Raven shakes her head in frustration. "I can control the points of entry by encoding them manually, but those can be overridden, depending on what kind of systems operator they have. If they even have one at all."

"So if they dock, we might be able to keep them in one place," reiterates Bellamy. "If not, we shut down, and potentially lose our only known chance to return to the ground?"

Murphy slams a hand against the wall. "Just once I would like to have promising odds!"

"Seven-hundred miles Northwest," is Raven's response.

"I still think the bear traps work better," chimes the young voice. Madi's voice.

Bellamy tries to block it all out, forcing himself to think. To consider their only choices.

'Only choice.' Also an oxymoron, by the way.

He looks between the monitor, staring at the solitary blip blinking across the screen. He does a mental inventory of weapons, considering, for a moment, Monty's wrenches and screwdrivers.

Murphy was right; there are no promising odds.

"I mean, don't you wonder if we'll ever need to, you know, . . . save what we have? Just in case?"

"Six-hundred miles." Raven looks up at him, the worry in her eyes louder than anything else. "Bellamy, we're down to minutes. What do we do?"

What do we do?

What do we do?

Bellamy stares at the small, seemingly innocuous dot on the screen, watching it move with unblinking eyes and an anger that has him clenching his fists tight.

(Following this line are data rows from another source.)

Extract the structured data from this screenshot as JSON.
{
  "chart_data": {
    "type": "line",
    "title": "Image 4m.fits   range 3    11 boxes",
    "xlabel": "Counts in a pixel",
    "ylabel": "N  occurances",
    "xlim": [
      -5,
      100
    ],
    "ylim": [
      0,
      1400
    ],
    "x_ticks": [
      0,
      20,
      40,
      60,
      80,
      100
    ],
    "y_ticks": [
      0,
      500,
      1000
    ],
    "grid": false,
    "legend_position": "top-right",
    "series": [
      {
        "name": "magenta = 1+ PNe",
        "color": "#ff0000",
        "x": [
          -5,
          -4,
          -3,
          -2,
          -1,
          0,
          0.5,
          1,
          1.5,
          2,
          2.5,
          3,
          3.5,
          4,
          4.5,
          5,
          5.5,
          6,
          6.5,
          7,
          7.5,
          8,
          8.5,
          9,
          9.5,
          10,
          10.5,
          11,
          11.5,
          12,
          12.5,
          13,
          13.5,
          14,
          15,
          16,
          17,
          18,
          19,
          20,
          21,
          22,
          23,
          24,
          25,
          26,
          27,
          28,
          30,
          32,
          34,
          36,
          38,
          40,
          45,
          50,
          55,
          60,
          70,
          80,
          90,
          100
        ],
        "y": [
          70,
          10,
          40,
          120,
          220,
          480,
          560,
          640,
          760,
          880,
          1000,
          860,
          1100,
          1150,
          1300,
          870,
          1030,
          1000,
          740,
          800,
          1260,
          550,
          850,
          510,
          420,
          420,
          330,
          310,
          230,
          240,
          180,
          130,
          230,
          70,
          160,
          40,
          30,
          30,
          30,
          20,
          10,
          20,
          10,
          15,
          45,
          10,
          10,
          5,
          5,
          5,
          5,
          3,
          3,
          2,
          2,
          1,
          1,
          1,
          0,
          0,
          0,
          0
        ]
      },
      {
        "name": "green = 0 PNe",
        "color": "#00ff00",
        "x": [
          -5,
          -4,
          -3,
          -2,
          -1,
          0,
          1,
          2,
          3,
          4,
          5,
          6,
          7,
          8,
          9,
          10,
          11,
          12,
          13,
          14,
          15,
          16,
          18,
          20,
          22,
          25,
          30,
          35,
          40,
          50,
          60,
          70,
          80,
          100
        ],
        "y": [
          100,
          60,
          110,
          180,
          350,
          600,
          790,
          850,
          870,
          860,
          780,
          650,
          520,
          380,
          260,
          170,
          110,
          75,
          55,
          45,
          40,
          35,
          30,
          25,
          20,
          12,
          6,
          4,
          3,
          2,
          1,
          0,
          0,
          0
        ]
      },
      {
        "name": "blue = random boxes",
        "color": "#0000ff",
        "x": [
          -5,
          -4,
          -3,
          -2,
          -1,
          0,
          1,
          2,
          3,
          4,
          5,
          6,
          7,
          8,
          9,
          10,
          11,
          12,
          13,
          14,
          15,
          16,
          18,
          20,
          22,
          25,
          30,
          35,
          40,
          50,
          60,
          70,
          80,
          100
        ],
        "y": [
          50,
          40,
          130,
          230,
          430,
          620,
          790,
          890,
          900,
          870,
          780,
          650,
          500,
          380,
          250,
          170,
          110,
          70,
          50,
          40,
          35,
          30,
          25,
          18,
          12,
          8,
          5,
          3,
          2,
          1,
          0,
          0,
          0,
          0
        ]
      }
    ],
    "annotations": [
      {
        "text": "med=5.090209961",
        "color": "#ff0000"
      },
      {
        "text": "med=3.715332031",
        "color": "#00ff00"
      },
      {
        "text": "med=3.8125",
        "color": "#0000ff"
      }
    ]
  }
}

His earlier thoughts repeat themselves. No, they haven't endured everything on the ground just to die in the stars. They haven't done all they did for it to end here.

Bellamy is not done.

None of them are.

"Three hundred miles," whispers Raven.

Bellamy raises his gaze to her, then to the others, searching for an answer he won't find. A solution that is not within their options.

Finally, his eyes settle on Monty's. Heart heavy as lead, Bellamy gives him a small nod, just as Clarke's voice spills over the comm, confident and at ease.

"There's no one left to fight anymore."